Researcher Dongheon Lee of Daishin Securities stated, "On a consolidated basis for the second quarter, sales were 705.6 billion won and operating profit was 40.3 billion won, down 17% and 30% respectively compared to the previous year." Sales were 14% below market expectations, and operating profit was 3% below. Researcher Lee said, "The decrease in sales is due to the deferred volume in the heavy industry sector, and the profit level appears to be stable due to a one-time reversal in the construction sector."

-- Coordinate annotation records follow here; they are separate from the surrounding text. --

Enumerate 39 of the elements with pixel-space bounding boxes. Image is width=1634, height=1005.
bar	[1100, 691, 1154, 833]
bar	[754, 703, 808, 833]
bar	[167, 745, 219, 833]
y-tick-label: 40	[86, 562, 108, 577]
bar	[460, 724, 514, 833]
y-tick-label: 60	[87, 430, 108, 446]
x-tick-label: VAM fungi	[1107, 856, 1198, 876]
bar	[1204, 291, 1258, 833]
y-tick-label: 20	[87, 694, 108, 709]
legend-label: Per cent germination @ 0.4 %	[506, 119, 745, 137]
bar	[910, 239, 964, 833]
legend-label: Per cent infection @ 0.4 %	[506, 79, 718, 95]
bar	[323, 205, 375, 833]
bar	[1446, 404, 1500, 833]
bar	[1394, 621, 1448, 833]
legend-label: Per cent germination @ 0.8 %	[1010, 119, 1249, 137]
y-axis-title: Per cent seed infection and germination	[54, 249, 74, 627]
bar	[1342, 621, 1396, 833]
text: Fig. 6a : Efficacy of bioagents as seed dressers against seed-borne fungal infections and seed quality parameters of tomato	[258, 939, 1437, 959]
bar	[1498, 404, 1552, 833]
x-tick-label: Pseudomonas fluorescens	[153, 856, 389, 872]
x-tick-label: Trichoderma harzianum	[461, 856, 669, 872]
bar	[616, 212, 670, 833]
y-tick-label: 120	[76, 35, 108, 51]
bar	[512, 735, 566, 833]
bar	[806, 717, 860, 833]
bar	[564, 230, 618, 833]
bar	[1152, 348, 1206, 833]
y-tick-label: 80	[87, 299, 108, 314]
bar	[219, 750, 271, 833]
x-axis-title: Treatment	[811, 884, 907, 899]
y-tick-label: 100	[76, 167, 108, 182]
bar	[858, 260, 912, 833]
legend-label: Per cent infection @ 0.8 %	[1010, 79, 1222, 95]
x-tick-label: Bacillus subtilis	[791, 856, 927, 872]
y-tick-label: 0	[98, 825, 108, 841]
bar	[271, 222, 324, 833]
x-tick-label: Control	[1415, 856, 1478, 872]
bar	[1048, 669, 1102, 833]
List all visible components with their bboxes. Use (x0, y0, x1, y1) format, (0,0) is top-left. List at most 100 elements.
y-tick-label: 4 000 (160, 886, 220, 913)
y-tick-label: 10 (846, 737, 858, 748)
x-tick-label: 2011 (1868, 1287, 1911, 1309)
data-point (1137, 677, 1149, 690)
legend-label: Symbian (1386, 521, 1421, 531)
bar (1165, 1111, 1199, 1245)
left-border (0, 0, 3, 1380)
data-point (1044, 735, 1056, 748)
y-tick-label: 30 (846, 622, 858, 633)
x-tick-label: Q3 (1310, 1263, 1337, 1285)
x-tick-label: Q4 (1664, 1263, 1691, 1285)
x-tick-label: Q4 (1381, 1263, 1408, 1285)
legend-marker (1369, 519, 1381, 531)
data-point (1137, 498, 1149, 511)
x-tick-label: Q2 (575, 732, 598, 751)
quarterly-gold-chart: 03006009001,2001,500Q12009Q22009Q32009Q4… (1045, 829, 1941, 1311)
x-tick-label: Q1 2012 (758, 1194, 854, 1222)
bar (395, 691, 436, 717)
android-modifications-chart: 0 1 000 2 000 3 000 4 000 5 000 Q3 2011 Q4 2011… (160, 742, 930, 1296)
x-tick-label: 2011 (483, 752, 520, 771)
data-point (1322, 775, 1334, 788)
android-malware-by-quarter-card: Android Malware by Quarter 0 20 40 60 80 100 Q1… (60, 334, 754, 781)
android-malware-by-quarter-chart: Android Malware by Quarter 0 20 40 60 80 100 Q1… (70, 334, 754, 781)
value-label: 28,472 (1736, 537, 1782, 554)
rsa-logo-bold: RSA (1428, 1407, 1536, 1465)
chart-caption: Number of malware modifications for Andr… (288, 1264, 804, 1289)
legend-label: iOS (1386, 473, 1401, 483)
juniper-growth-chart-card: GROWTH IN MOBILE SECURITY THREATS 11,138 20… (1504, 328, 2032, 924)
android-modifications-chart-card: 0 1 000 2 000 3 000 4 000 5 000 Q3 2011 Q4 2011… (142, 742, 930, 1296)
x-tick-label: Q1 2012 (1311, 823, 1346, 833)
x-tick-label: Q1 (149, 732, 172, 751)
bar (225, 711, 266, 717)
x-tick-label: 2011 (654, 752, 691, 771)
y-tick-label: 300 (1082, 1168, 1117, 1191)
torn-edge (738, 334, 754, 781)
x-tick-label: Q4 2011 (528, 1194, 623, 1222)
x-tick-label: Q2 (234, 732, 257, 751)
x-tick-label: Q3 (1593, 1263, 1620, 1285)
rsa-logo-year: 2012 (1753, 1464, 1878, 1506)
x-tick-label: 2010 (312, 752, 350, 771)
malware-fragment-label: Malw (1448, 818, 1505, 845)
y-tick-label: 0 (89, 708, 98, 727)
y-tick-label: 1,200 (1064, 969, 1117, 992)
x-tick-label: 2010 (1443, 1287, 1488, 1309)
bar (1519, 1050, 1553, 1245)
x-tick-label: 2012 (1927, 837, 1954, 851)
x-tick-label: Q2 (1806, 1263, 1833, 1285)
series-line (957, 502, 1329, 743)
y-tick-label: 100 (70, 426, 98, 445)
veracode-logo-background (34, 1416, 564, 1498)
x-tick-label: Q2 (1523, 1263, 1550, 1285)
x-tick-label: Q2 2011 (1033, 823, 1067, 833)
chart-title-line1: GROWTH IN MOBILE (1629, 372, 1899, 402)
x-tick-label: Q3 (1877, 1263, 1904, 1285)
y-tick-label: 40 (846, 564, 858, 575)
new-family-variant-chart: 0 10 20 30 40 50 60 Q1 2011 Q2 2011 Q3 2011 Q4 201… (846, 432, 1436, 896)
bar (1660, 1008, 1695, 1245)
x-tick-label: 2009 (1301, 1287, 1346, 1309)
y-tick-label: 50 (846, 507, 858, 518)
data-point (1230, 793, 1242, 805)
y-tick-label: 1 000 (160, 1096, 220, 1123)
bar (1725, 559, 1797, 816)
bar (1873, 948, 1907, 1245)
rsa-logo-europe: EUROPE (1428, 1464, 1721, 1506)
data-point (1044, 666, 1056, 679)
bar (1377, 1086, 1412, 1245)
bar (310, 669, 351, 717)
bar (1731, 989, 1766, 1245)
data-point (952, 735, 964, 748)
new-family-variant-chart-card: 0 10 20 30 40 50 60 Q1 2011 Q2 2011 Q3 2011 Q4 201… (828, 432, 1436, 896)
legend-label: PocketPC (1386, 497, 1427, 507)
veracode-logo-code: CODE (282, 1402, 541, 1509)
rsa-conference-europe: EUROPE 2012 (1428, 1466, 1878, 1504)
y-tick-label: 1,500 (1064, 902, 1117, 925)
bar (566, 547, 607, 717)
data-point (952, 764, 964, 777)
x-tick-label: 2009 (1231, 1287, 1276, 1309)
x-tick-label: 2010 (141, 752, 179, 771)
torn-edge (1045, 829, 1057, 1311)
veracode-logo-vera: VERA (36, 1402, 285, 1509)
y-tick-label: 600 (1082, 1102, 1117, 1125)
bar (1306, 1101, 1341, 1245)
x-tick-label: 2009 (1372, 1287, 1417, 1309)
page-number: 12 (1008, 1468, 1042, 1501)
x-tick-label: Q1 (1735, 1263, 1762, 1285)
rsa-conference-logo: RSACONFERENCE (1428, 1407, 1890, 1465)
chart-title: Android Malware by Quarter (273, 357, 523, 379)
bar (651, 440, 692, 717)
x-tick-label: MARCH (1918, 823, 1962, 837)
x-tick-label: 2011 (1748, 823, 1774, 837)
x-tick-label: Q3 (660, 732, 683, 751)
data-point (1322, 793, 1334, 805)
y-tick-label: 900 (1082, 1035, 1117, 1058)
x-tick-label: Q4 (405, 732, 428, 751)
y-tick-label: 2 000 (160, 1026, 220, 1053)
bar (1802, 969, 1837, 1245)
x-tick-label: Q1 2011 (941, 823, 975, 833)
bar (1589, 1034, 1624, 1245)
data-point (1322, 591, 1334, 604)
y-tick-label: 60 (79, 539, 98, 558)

It is analyzed that the recovery in the core business will be clear from the second half of the year. In the case of heavy industry, orders have been secured through next year's volume, and deferred volume will be fully reflected from the third quarter. Issues such as anti-dumping are also evaluated positively. Construction is expected to show an upward trend based on an increase in order backlog, with continuous acquisition of highly profitable sites and targeting niche markets.


The new business of hydrogen charging stations secured orders worth 30 billion won in the first half of the year alone. Researcher Lee emphasized, "Profitability has improved due to increased government subsidies and the enlargement of charging stations," adding, "After obtaining Korean certification for the 8MW model, domestic production is planned." The data center is currently undergoing licensing procedures after acquiring the Anyang site and is expected to start construction soon.


Researcher Lee stated, "Both heavy industry and construction are recovering, and based on next year, the price-to-earnings ratio (PER) is only about 6 times, and the price-to-book ratio (PBR) is about 0.6 times based on the core business alone," adding, "With reduced financial risk, the company is growing into a renewable power equipment provider such as hydrogen and wind power."